There is no 'smoking gun' linking social media use to mental health harm, a study using data from over 2 million people found

Social Media apps
Social media apps are displayed on a smartphone. Matt Cardy/Getty Images
  • A new study by the Oxford Internet Institute found little evidence that Internet use harms mental health.

  • The study analyzed whether there's a link between internet adoption and mental well-being.

  • Researchers noted that tech firms need to disclose the data they have for more thorough research.

The idea that using the internet including using social media apps and smartphones can harm mental health has been disputed by a new global study published by the Oxford Internet Institute on Tuesday.

The study titled "Global Well-Being and Mental Health in the Internet Age," was carried out by Andrew Przybylski, a professor of human behavior and technology at OII, and Matti Vuorre, a research associate at OII to analyze whether internet usage was linked to changes in people's mental wellbeing.

In the study, Przybylski and Vuorre examined data from 2.4 million people between the ages of 15 and 89 in 168 countries regarding their psychological well-being between 2005 and 2022. Still, they found there was little evidence to show that increased internet usage was associated with negative mental health impacts.

Although negative and positive experiences across countries had increased on average during that time.
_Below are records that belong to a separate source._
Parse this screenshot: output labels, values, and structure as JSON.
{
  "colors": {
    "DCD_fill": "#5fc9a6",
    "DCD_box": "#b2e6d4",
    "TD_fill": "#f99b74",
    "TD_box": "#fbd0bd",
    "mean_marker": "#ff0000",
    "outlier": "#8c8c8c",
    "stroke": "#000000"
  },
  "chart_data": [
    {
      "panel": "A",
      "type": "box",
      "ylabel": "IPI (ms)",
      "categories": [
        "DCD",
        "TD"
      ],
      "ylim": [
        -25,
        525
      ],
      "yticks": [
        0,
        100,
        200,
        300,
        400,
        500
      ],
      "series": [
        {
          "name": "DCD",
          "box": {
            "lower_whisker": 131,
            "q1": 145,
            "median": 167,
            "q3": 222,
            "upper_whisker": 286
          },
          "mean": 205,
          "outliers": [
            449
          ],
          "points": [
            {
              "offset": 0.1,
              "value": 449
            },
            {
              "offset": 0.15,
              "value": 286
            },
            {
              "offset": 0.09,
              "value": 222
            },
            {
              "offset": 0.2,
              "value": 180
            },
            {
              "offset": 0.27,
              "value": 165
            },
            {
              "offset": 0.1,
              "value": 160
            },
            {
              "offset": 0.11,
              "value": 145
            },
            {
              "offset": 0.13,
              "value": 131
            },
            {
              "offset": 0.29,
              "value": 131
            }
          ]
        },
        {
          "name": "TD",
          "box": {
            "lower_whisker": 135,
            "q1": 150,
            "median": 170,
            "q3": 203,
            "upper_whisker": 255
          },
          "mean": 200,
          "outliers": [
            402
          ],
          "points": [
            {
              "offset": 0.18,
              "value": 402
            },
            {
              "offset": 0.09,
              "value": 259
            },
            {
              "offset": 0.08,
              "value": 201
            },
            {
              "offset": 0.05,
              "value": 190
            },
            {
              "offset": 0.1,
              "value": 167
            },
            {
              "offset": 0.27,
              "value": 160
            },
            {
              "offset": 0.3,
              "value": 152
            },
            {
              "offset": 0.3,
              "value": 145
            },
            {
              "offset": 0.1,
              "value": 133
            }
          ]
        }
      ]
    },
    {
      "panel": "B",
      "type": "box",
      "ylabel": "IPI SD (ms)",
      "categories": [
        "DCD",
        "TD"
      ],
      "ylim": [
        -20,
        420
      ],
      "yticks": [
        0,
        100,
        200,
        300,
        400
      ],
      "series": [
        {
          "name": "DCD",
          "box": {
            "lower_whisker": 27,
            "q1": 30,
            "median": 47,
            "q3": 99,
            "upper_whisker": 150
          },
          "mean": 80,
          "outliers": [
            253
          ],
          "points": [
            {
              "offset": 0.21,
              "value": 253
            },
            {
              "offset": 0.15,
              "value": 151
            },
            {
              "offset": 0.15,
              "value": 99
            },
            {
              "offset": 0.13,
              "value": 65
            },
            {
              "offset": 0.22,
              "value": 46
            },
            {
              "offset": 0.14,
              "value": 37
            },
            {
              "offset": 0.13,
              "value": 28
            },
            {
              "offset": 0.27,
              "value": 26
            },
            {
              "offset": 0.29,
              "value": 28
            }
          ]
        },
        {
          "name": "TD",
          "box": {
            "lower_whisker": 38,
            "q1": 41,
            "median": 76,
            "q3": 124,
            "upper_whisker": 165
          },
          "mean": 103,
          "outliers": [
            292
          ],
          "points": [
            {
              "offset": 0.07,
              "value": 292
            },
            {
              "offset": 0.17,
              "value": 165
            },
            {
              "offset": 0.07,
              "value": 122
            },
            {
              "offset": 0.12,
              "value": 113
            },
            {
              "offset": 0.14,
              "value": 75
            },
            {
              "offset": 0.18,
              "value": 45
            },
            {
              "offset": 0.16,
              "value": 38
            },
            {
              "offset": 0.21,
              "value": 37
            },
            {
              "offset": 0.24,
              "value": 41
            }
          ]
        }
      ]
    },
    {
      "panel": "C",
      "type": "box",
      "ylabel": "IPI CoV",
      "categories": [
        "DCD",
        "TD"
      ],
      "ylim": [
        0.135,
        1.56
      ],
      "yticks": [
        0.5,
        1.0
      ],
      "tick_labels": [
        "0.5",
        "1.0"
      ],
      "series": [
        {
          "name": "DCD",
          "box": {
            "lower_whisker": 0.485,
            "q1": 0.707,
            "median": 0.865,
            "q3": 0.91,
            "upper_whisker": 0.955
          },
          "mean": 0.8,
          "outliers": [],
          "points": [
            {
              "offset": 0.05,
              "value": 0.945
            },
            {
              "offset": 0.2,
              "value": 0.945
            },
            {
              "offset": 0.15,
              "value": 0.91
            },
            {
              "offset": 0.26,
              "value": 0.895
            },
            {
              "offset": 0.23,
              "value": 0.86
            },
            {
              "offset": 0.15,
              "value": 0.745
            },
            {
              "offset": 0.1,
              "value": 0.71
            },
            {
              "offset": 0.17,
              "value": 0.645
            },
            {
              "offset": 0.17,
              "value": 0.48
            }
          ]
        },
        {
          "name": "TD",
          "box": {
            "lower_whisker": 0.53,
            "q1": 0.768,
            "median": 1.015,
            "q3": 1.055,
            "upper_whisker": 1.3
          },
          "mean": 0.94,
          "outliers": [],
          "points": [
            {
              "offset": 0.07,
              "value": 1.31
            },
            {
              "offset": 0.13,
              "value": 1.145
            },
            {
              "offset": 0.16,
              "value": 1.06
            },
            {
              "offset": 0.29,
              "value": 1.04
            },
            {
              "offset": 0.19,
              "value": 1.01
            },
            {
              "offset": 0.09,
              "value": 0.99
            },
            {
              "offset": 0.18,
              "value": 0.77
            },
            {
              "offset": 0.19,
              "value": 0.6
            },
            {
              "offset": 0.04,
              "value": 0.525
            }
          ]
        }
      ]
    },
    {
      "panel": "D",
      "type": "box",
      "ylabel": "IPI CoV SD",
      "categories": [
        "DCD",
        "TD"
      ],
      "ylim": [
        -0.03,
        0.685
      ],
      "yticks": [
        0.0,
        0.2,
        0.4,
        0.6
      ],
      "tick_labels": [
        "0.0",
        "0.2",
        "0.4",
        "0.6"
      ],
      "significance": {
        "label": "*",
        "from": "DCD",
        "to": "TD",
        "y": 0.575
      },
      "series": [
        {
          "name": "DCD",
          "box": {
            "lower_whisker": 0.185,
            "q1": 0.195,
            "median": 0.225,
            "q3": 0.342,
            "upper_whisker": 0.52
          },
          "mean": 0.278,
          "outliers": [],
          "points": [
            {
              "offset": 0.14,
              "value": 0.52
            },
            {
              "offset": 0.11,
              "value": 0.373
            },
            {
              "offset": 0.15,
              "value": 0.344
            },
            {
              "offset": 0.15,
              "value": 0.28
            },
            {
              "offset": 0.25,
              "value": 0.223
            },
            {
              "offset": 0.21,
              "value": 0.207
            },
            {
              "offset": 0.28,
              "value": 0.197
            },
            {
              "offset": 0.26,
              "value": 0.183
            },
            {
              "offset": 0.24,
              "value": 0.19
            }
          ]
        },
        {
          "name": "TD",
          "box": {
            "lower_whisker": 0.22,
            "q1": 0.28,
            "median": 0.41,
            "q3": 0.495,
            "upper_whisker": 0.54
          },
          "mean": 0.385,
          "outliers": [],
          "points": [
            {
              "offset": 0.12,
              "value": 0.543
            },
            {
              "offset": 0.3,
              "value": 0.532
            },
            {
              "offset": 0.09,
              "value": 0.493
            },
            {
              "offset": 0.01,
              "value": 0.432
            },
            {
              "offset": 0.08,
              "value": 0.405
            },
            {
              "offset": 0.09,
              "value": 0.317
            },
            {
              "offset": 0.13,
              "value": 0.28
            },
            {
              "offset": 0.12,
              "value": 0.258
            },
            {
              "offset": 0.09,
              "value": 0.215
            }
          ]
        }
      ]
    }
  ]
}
Przybylski said in the press release: "We looked very hard for a 'smoking gun' linking technology and well-being and we didn't find it."

The researchers also analyzed data on rates of mental health disorders like depression, anxiety, and self-harm in 200 countries from 2000 to 2019 compared to the rate of internet adoption during that period.

"Our results do not provide evidence supporting the view that the Internet and technologies enabled by it, such as smartphones with Internet access, are actively promoting or harming either well-being or mental health globally," the researchers said in the study.

Przybylski added in the release: "We meticulously tested whether there is anything special in terms of age or gender, but there is no evidence to support popular ideas that certain groups are more at risk."

They mentioned in the study that big tech firms need to be more transparent about the data they've collected to do a more thorough investigation.

"Research on the effects of Internet technologies is stalled because the data most urgently needed are collected and held behind closed doors by technology companies and online platforms. It is crucial to study, in more detail and with more transparency from all stakeholders, data on individual adoption of and engagement with Internet-based technologies."

Despite these findings, social media firms have come under fire in recent years for contributing to young people's mental health problems.

"32% of teen girls said that when they felt bad about their bodies, Instagram made them feel worse," a Facebook internal document said, according to the Wall Street Journal in 2021. "Comparisons on Instagram can change how young women view and describe themselves."

A Facebook internal presentation from 2019, viewed by WSJ, also said: "We make body image issues worse for one in three teen girls."

In October, 33 US states, including California and New York, sued Meta over claims its platforms are harming young people's mental health and that they company designed features that kept them hooked on its platforms.